YAMS-first workflow (until watch/track is available) - Always search the codebase with YAMS (search/grep). Do not use system grep/find/rg for repository queries. - After editing code, re-index affected files or directories via yams add (pre-watch workflow). - Use –paths-only for path lists you can pipe into further commands or editors. - Prefer –include with comma-separated patterns (e.g., “.cpp,.hpp,*.h”) to bound searches and indexing. - Retrieve exact files for review with yams get –name -o . - Keep tags consistent (e.g., code,source; code,headers; code,working) and update metadata with yams update as needed.

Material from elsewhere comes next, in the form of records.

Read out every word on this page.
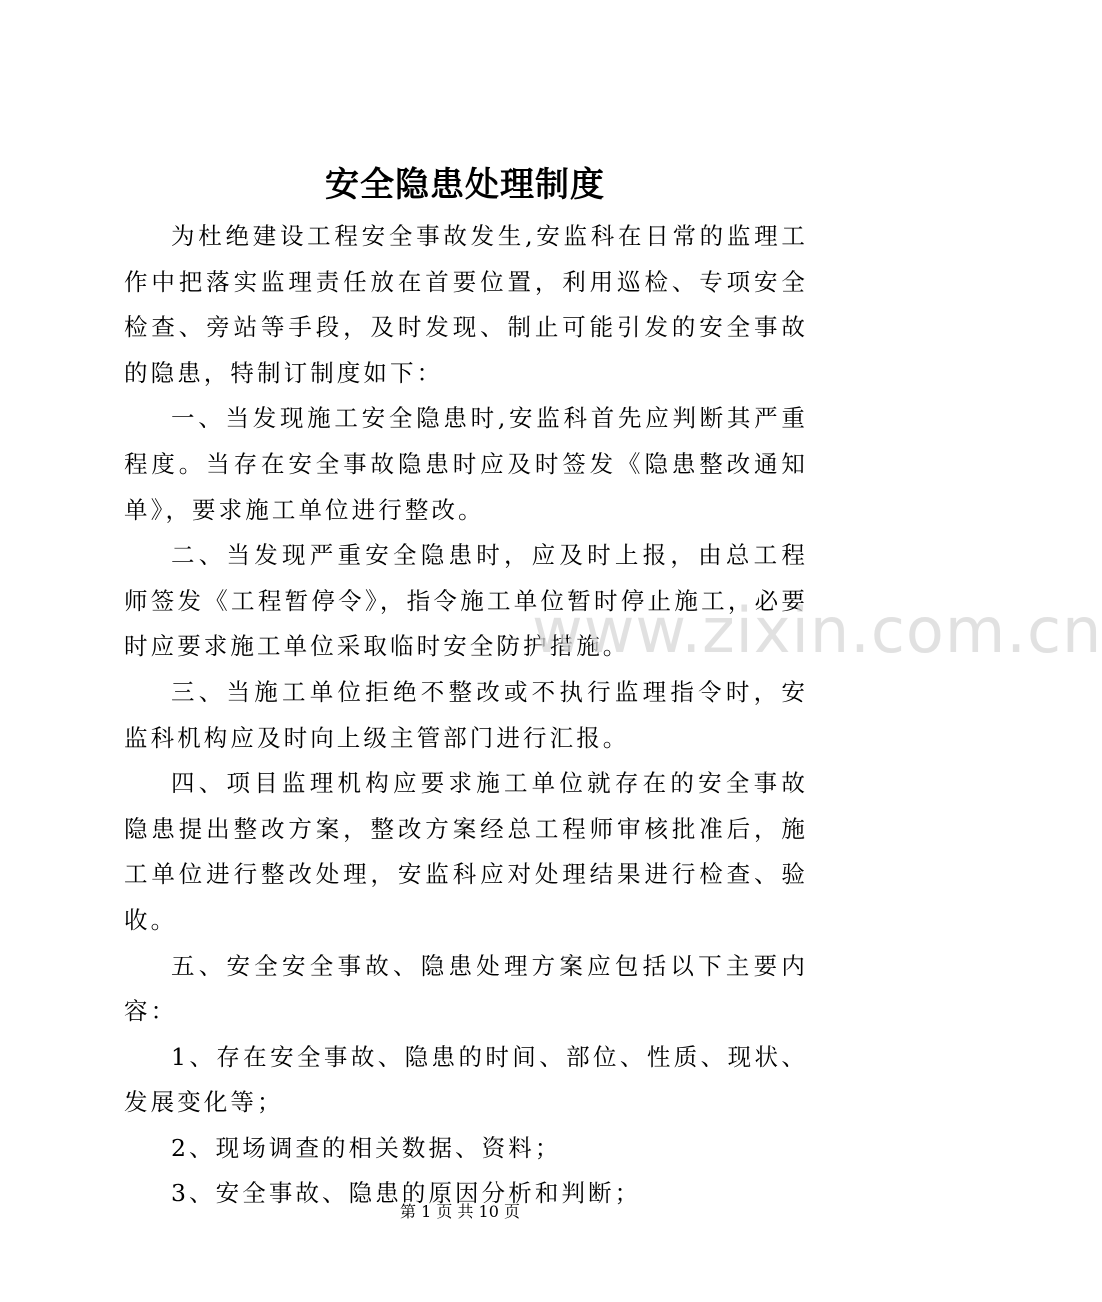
安全隐患处理制度

为杜绝建设工程安全事故发生,安监科在日常的监理工作中把落实监理责任放在首要位置，利用巡检、专项安全检查、旁站等手段，及时发现、制止可能引发的安全事故的隐患，特制订制度如下：

一、当发现施工安全隐患时,安监科首先应判断其严重程度。当存在安全事故隐患时应及时签发《隐患整改通知单》，要求施工单位进行整改。

二、当发现严重安全隐患时，应及时上报，由总工程师签发《工程暂停令》，指令施工单位暂时停止施工，必要时应要求施工单位采取临时安全防护措施。

三、当施工单位拒绝不整改或不执行监理指令时，安监科机构应及时向上级主管部门进行汇报。

四、项目监理机构应要求施工单位就存在的安全事故隐患提出整改方案，整改方案经总工程师审核批准后，施工单位进行整改处理，安监科应对处理结果进行检查、验收。

五、安全安全事故、隐患处理方案应包括以下主要内容：

1、存在安全事故、隐患的时间、部位、性质、现状、发展变化等；

2、现场调查的相关数据、资料；

3、安全事故、隐患的原因分析和判断；

www.zixin.com.cn
第 1 页 共 10 页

  • Use –json where supported to integrate with scripts and tools.
  • Specify a storage directory explicitly with –storage or via YAMS_STORAGE to keep data separate for testing vs production.
  • When available, use –help –verbose for detailed per-command help, or yams –help-all for the full reference in the terminal.